Contemporaneamente negli Stati uniti, che è il mercato dove più facilmente si indirizzano gli scialli illegali, l'agenzia di protezione U.S. Fish and Wildlife Service ha proposto di inserire le antilopi tibetane nella lista americana delle specie minacciate; apparentemente una mossa inutile, perché di chiru in America non ce ne sono, ma questo permetterebbe agli agenti federali e al servizio delle dogane di intervenire più drasticamente contro il commercio illegale.
La legge cinese (la Cina si è annessa il Tibet, come noto), classifica le antilopi nella Classe 1 di protezione, ovvero nella stessa categoria del Panda gigante, vietandone ogni uccisione, salvo permessi speciali e specifici da parte del governo, e sostiene che i suoi sforzi hanno avuto il positivo effetto di risollevare la popolazione. Sarebbero 346 i casi di bracconaggio accertati negli ultimi anni, ma le condanne erogate sono solo 18.

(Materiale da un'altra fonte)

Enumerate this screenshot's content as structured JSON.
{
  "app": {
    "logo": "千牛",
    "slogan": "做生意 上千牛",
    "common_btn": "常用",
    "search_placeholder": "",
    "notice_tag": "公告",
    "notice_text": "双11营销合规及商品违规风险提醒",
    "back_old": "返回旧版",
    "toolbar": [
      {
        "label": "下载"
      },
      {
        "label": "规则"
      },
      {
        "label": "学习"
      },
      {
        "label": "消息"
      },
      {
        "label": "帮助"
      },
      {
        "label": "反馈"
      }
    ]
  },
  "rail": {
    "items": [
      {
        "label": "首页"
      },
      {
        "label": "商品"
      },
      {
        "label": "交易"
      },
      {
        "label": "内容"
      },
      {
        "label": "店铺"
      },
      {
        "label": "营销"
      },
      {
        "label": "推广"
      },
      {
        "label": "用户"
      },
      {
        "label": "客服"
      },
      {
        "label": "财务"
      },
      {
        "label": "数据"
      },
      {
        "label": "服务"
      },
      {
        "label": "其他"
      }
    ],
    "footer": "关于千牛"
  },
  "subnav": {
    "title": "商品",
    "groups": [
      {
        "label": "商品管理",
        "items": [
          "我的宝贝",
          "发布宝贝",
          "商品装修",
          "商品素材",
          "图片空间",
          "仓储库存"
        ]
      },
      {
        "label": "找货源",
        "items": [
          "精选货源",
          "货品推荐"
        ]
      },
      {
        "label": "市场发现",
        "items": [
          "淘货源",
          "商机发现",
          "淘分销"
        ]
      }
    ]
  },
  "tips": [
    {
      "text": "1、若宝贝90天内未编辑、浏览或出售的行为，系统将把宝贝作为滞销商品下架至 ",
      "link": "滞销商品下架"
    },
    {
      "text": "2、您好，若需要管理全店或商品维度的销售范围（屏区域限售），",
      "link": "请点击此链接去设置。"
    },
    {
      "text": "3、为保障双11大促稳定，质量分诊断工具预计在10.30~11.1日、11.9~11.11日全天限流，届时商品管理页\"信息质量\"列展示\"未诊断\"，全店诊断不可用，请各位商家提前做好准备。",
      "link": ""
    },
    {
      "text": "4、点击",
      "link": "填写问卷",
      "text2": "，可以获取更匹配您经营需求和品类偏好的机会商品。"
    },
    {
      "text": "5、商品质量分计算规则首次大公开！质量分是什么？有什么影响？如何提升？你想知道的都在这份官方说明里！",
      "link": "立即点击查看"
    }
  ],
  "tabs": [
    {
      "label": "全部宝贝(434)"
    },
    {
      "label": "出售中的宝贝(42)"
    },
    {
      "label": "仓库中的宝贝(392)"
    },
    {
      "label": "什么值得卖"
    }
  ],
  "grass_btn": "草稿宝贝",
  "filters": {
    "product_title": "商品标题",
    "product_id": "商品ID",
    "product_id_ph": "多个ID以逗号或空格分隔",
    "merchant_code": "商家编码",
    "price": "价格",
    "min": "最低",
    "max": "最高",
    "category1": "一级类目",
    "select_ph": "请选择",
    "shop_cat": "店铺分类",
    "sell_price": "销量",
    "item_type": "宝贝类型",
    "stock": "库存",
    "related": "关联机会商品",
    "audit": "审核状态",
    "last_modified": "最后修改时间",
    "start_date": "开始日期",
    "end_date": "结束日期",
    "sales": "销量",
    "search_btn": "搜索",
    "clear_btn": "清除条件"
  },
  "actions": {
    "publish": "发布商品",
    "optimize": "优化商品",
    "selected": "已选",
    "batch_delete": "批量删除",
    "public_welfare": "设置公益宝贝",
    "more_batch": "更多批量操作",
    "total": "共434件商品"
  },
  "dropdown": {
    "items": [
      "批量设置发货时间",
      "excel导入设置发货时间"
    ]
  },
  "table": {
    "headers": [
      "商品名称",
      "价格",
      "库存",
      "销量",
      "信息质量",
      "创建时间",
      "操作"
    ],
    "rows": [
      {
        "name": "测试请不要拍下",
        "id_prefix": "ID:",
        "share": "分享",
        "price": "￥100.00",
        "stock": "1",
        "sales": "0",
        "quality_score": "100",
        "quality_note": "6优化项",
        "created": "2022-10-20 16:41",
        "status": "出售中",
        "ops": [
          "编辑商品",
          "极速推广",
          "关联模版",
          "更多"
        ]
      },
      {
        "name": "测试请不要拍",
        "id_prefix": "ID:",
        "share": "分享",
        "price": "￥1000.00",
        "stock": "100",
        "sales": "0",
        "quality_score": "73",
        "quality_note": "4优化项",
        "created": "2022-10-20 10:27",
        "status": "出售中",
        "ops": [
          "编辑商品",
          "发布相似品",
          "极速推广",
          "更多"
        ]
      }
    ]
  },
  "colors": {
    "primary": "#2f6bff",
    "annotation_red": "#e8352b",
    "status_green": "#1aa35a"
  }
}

In ogni caso la minaccia ai chiru non deriva solo dalla caccia illegale, ma anche dal deterioramento dell'ambiente. «L'impatto sull'habitat, specialmente quello causato dal pascolo degli animali da allevamento risulta essere un fattore che contribuisce al declino (delle antilopi) e potenzialmente può avere un effetto anche più grande nel prossimo futuro», osserva la stessa agenzia americana. Questo probabilmente è il problema più grave: ogni viaggiatore in Tibet percepisce visivamente la spinta massiccia alla trasformazione industriale e al ripopolamento voluta dal governo cinese. Oltre alla cultura locale, anche i chiru ne saranno le vittime.